By Thiago Veigga
I believe the most honest way of starting this review is by stating that it is going to be biased. I know both writers of Raise Up and I have a deep admiration for Ilá Coimbra and James Taylor. They are extremely knowledgeable, seriously committed to their professional development and are active members of the ELT community, helping several people through BRAZ – TESOL as well as through personal initiatives. I am going to talk about all the positive things I found in this book and while I am going to touch on some negatives, I have to say that I am strongly supportive of this book and what it represents.
In a way all reviews are biased because we filter whatever it is that we are reviewing through our views of the world. I will be analyzing this book taking my local context into account and why this book is relevant to me. In my country, Brazil, diversity should be taken more seriously.

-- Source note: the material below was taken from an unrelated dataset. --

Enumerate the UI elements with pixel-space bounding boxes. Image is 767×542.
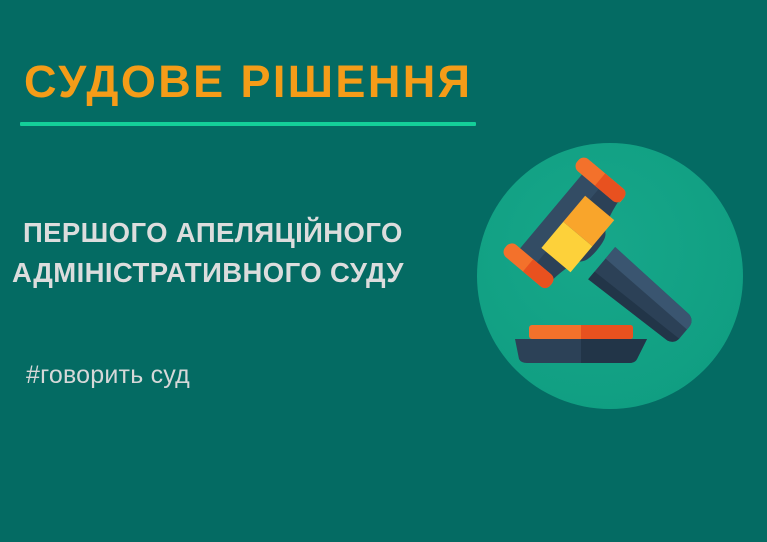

To begin with, life expectancy for transgender people here is only 33 years. We have one of the highest LGBT+ mortality rates in the world. Police disproportionally kill black people and the president openly encourages them to become even more lethal. Those are just some examples of how tragic consequences arise from a society that has not been taught to respect, study, think critically and empathize with minorities. With this in mind, the mere existence of a book like Raise Up is commendable.
Something that first caught my attention was the layout. One does not expect independently published materials, especially when they are not commercial, to be this good. The book looks very professional and this impacts on teachers and learners alike. As Ilá and James point out at the beginning of the book, coursebooks have authority and I must add that part of this authority is conveyed by a certain kind of aesthetic. The Information is easy to follow, illustrations and pictures are overall of good quality, activities are numbered and color combinations are used in a way that is pleasing to the eye.

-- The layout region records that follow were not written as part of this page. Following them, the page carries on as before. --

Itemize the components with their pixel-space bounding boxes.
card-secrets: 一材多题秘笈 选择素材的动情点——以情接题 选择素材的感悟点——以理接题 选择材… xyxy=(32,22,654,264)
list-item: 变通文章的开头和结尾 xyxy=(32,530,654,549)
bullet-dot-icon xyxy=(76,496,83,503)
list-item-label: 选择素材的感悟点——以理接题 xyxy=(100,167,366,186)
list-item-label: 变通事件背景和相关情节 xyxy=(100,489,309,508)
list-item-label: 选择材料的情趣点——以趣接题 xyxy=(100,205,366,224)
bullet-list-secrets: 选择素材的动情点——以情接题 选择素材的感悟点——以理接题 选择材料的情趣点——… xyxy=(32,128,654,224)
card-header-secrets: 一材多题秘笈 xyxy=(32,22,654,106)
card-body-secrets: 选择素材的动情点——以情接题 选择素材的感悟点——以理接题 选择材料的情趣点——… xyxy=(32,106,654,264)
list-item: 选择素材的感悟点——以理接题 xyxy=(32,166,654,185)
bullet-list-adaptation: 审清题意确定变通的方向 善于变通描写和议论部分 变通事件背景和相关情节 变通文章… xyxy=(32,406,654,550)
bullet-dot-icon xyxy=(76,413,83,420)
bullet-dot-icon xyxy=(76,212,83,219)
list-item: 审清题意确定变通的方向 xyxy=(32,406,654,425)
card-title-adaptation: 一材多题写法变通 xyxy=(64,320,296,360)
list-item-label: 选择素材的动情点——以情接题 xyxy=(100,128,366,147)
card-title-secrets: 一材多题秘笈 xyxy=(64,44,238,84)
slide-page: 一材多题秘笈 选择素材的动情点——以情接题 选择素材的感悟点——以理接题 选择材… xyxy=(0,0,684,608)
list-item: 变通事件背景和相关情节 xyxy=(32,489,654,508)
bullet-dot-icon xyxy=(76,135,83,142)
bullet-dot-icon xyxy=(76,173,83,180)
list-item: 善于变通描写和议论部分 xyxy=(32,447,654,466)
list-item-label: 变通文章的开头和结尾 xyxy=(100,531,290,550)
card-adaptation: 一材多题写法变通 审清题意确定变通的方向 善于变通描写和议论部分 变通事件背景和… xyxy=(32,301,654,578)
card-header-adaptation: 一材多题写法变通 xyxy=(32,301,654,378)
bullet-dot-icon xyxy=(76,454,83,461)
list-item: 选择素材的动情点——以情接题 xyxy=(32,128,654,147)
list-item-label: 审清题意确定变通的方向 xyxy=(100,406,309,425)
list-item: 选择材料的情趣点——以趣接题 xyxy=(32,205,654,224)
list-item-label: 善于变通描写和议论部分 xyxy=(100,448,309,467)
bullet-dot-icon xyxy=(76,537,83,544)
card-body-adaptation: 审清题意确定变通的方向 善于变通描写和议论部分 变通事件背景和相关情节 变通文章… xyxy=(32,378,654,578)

Raise Up is a book about diversity without being a book that focuses on diversity. The lessons do not revolve around LGBT+ issues, refugees or any of the other subjects that are listed in the About the book section. Instead, these are inserted in the lessons as part of day-to-day reality. As much as I believe we should openly discuss diversity in our English lessons, I am well aware that it is not a simple task and when teachers do so, they often have to deal with adverse consequences. With this in mind, I understand Ilá and James’ rationale to have an approach that is more towards the normalization of minority groups as part of society. An advantage of this approach is that it gives less room for questioning. For instance, the first lesson is about family and there is a lesbian couple. There is no mention to LGBT+ rights or any discussion that would allow students to voice any prejudices they might have. Unfortunately, if a student feels strongly about one of the minority groups in a lesson, they might still speak up and teachers need to be ready to deal with that. However, if that is the case, the teacher is better able to redirect the focus of the lesson to the overall context much quicker.

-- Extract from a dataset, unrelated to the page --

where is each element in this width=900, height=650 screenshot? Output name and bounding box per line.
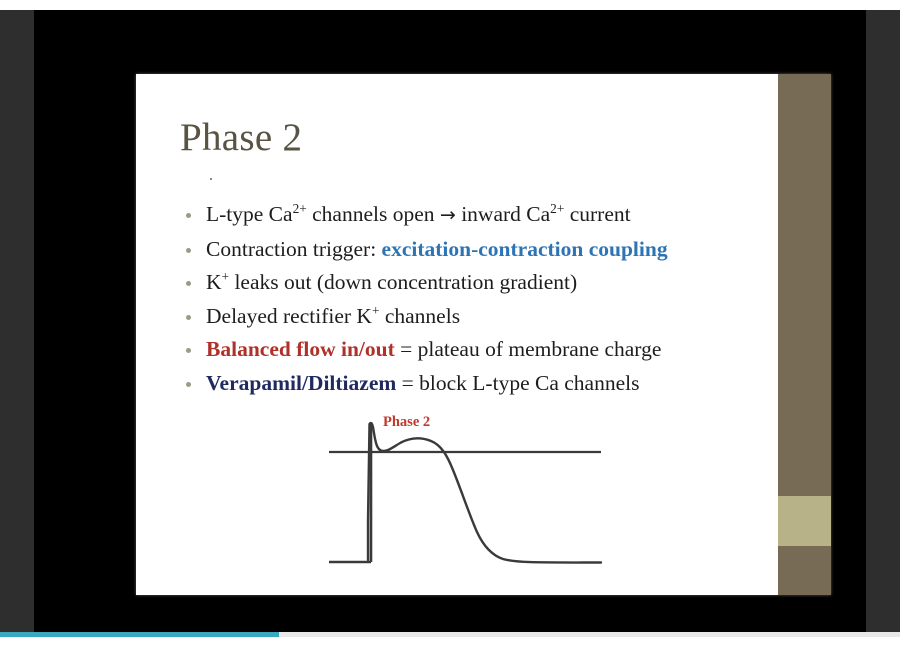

The lesson A long journey talks about refugees and reproduces a Whatsapp conversation between two people, one of them crossing a border in order to go to Europe. In the conversation, some people get lost and I personally found it hard to deal with. I could see my students were uncomfortable and the energy of the room changed drastically. This is not meant to discourage anyone from using this lesson in particular, but it might be a good idea for the teacher to further discuss this issue with students and bring more examples of uplifting refugee stories as well.
All in all, I wholeheartedly recommend Raise Up as a book that you can use to supplement your lessons. As it is actually a collection of lessons from different levels, it cannot be adopted as a regular coursebook. It is important to highlight that 100% of the proceeds go to Casa 1, a shelter that helps not only the LGBT+ community in vulnerable situations, but also locals. It is a beautiful project that needs to receive donations on a regular basis to continue doing an amazing job. As much as there is still hatred and bigotry, we teachers need to do our share to educate people as global citizens. I feel Raise Up is the perfect way to start doing that.